Metadata-Version: 2.1
Name: labelbigquery
Version: 0.1.0
Summary: Labelbox Connector for BigQuery
Home-page: https://labelbox.com
Author: Labelbox
Author-email: ecosystem+bigquery@labelbox.com
License: UNKNOWN
Keywords: labelbox,bigquery,labelbigquery
Platform: UNKNOWN
Description-Content-Type: text/markdown
License-File: LICENSE

# Labelbox Connector for Google BigQuery

Access the Labelbox Connector for Google BigQuery to easily upload your CSV of text snippets to BigQuery, select columns, and add that dataset to Labelbox for annotation in our text tool. This is a very specific library for text use-cases, although it may be expanded to support other use-cases as needed in BigQuery. 

The Demo code supplied in this Github is designed to run in a Google Co-Lab, but the code can be adapted to any notebook environment.

Labelbox is the enterprise-grade training data solution with fast AI enabled labeling tools, labeling automation, human workforce, data management, a powerful API for integration & SDK for extensibility. Visit [Labelbox](http://labelbox.com/) for more information.

This library is currently in beta. It may contain errors or inaccuracies and may not function as well as commercially released software. Please report any issues/bugs via [Github Issues](https://github.com/Labelbox/labelbigquery/issues).


## Table of Contents

* [Requirements](#requirements)
* [Installation](#installation)
* [Documentation](#documentation)
* [Authentication](#authentication)
* [Contribution](#contribution)

## Requirements

* [Google Cloud BigQuery Authenticated Client](https://cloud.google.com/bigquery/docs/reference/libraries)
* [Google BigQuery SDK](https://pypi.org/project/google-cloud-bigquery/)
* [Labelbox account](http://app.labelbox.com/)
* [Generate a Labelbox API key](https://labelbox.com/docs/api/getting-started#create_api_key)

## Installation

Install LabelBigQuery to your Python environment. The installation will also add the Labelbox SDK and BigQuery SDK.

```
pip install labelbigquery
```

## Documentation

LabelBigQuery includes several methods to help facilitate your workflow between BigQuery and Labelbox. 
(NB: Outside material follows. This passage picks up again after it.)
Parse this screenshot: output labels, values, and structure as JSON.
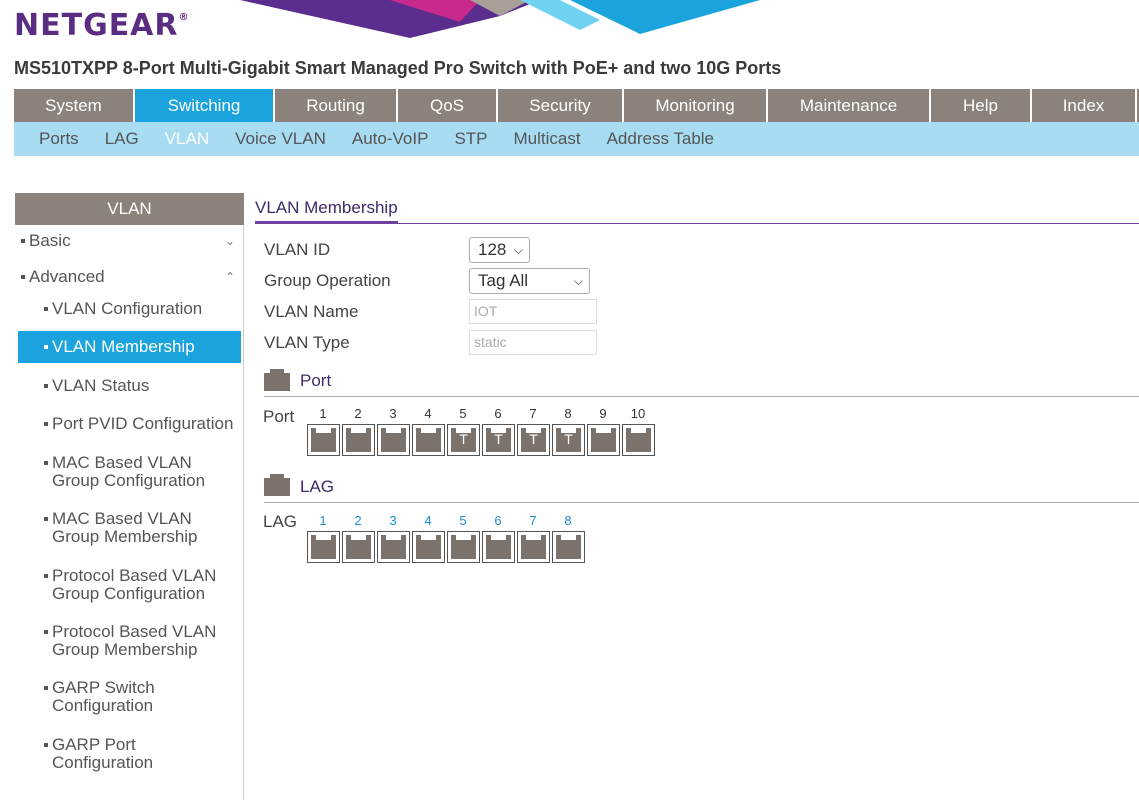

1. Add your CSV contents to BigQuery (only necessary if you don't have your data in BigQuery yet):

```
   #define headers and fields for BigQuery data load
    SELECTED_HEADERS = {
        'conversation_id',
        'normalized_query'
    }

    SCHEMA_FIELDS = [
        bigquery.SchemaField("conversation_id", "STRING"),
        bigquery.SchemaField("normalized_query", "STRING"),
    ]

    labelbigquery.load_data_to_big_query(bq_client, args.table_name, args.csv_file_name,
                                         SELECTED_HEADERS = SELECTED_HEADERS,SCHEMA_FIELDS = SCHEMA_FIELDS)
```
Where "SELECTED_HEADERS" and "SCHEMA_FIELDS" specifies the columns of your CSV that you want to send to BigQuery, along with the type definitions for proper storage in BigQuery.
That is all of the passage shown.